Related read: My Experience With The Samaritans
Do your bit to help (within your means)
When things feel heavy, we can often feel a bit useless. I certainly do. So I like to help in whatever way I can. Supporting charities is very important to me and I’m not really the sort of person that can sit back and do nothing. Even when I can find the words myself, I’ll make sure I’m sharing someone else’s.

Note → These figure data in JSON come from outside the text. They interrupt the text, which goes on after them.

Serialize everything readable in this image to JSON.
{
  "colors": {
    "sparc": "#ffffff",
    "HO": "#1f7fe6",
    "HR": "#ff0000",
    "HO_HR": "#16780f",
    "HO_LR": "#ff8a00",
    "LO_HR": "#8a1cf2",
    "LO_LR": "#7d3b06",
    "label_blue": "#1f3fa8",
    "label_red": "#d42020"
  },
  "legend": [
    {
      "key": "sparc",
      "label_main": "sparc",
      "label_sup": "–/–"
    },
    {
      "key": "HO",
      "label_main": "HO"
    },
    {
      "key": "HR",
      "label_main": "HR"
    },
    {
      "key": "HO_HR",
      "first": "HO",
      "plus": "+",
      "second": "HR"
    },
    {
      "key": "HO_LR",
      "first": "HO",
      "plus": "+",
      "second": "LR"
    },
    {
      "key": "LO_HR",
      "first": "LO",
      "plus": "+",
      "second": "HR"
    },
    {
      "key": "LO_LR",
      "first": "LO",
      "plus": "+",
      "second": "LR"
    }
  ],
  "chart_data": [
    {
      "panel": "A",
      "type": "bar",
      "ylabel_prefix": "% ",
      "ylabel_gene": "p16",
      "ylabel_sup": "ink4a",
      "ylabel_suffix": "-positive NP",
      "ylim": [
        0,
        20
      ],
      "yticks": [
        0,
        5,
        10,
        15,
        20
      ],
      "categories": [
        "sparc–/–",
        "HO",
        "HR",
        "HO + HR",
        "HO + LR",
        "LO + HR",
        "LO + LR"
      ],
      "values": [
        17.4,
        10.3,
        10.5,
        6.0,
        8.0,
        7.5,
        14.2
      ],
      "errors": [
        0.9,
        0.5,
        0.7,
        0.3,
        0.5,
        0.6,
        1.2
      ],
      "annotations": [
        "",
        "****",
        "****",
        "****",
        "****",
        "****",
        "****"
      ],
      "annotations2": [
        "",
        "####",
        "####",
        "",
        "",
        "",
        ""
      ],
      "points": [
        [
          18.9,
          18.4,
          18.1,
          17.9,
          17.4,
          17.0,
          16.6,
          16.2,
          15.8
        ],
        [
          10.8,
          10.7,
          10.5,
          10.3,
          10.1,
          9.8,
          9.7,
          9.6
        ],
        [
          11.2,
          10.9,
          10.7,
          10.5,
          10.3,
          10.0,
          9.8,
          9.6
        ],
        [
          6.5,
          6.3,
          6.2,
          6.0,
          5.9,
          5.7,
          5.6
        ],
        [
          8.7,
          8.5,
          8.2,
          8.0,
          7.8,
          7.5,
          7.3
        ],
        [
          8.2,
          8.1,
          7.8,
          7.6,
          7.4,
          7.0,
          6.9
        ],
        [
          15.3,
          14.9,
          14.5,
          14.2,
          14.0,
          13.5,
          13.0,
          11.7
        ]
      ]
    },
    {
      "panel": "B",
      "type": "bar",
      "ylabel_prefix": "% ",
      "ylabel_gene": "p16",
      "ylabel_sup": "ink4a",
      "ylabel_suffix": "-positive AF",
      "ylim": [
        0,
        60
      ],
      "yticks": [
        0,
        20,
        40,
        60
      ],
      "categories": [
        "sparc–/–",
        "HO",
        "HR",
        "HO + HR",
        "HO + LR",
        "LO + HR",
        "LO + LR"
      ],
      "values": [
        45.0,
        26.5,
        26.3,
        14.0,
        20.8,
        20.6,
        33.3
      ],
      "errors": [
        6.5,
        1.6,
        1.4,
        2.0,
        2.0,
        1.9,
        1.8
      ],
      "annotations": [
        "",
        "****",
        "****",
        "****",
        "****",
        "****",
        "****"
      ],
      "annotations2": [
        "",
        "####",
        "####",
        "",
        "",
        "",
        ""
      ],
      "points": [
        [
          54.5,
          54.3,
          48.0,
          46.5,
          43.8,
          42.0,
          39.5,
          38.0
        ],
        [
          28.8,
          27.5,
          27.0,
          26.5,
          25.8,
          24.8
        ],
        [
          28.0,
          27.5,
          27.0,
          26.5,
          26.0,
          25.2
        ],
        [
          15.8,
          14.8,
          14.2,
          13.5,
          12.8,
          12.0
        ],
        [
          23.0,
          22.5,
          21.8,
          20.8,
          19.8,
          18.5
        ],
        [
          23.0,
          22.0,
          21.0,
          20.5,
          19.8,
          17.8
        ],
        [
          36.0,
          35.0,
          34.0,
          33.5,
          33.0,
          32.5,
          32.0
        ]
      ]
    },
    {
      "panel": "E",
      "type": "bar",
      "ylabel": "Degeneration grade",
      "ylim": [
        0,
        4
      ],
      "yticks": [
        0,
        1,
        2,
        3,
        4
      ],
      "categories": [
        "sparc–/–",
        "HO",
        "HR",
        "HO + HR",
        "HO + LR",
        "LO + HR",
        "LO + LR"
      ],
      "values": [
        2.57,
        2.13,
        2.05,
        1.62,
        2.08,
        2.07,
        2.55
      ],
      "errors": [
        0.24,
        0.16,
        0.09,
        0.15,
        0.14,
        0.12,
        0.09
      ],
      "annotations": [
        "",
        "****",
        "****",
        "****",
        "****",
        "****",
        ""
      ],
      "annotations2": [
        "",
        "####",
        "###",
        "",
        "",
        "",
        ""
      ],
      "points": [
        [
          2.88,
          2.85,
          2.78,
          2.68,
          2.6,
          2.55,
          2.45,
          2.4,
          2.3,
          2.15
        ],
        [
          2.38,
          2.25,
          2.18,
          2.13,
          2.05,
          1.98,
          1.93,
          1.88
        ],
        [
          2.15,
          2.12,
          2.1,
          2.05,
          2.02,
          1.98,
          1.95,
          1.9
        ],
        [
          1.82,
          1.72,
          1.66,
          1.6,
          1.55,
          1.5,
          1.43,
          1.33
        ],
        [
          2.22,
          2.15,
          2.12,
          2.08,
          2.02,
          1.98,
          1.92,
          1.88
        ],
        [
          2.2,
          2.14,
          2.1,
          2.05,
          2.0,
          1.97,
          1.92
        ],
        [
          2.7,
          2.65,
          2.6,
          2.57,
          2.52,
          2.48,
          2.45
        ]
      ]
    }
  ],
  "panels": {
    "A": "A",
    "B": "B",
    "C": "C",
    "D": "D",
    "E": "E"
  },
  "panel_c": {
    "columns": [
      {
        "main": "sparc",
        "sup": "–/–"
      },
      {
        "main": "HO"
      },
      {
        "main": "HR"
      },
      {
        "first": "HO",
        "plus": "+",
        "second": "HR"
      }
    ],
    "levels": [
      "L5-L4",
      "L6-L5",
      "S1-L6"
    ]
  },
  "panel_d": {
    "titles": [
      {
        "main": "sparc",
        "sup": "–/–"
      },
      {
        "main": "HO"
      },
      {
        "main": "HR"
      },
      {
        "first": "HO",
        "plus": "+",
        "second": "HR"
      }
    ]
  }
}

So helping and doing your bit within your means can be a really helpful way to lift that heaviness ever so slightly. This might be signing a petition, donating your time or money, sharing your experience, RT’ing someone else’s experience or reaching out to someone you feel might be struggling.
But remember the “within your means” part if this point. You don’t want to put yourself in a worse mental state.
Shake it out
This is a neat little thing I learned from my life coach and something that can be very useful for when you feel like you’ve got pent up negative energy or emotion in you that you need to release. Put on your favourite songs and shake it out for 10 minutes. That’s it!
You might start small, just shaking your arms or legs. But as you get into it, you’ll find yourself getting out of your head and into your body. Emotion gets stored IN THE BODY. So that’s why this is particularly useful. You might end up dancing by the end of it and actually getting a bit hot and sweaty! But it’s all good!
Be gentle with yourself
If shaking it out and dancing isn’t your thing, then you might go the opposite way and be super gentle with yourself. I do both, depending on how I feel. Sometimes I’ll do both in one day because I need that energy and that calm to feel in balance.
So perhaps instead, have a nice afternoon nap. Drink a green tea, listen to some relaxing music, meditate, wear your comfiest and baggiest clothes, go for a super slow walk, get a hot water bottle – just because, watch your comfort film, cuddle your teddy and whatever else you need to find that sweet gentle energy.
Lean in to what you believe
And finally, a point that I think is really important, regardless of what you believe. You might be religious or believe in the power of the Universe but it really doesn’t matter. The point here is that leaning into those beliefs of something bigger than you – a higher power – can really help clear your mind and help you come to terms with the heaviness that you’re feeling.
If you struggled during that week in March, I feel you. I’d love to hear about what you did or do in order to keep your mental well-being safe. Let me know in the comments.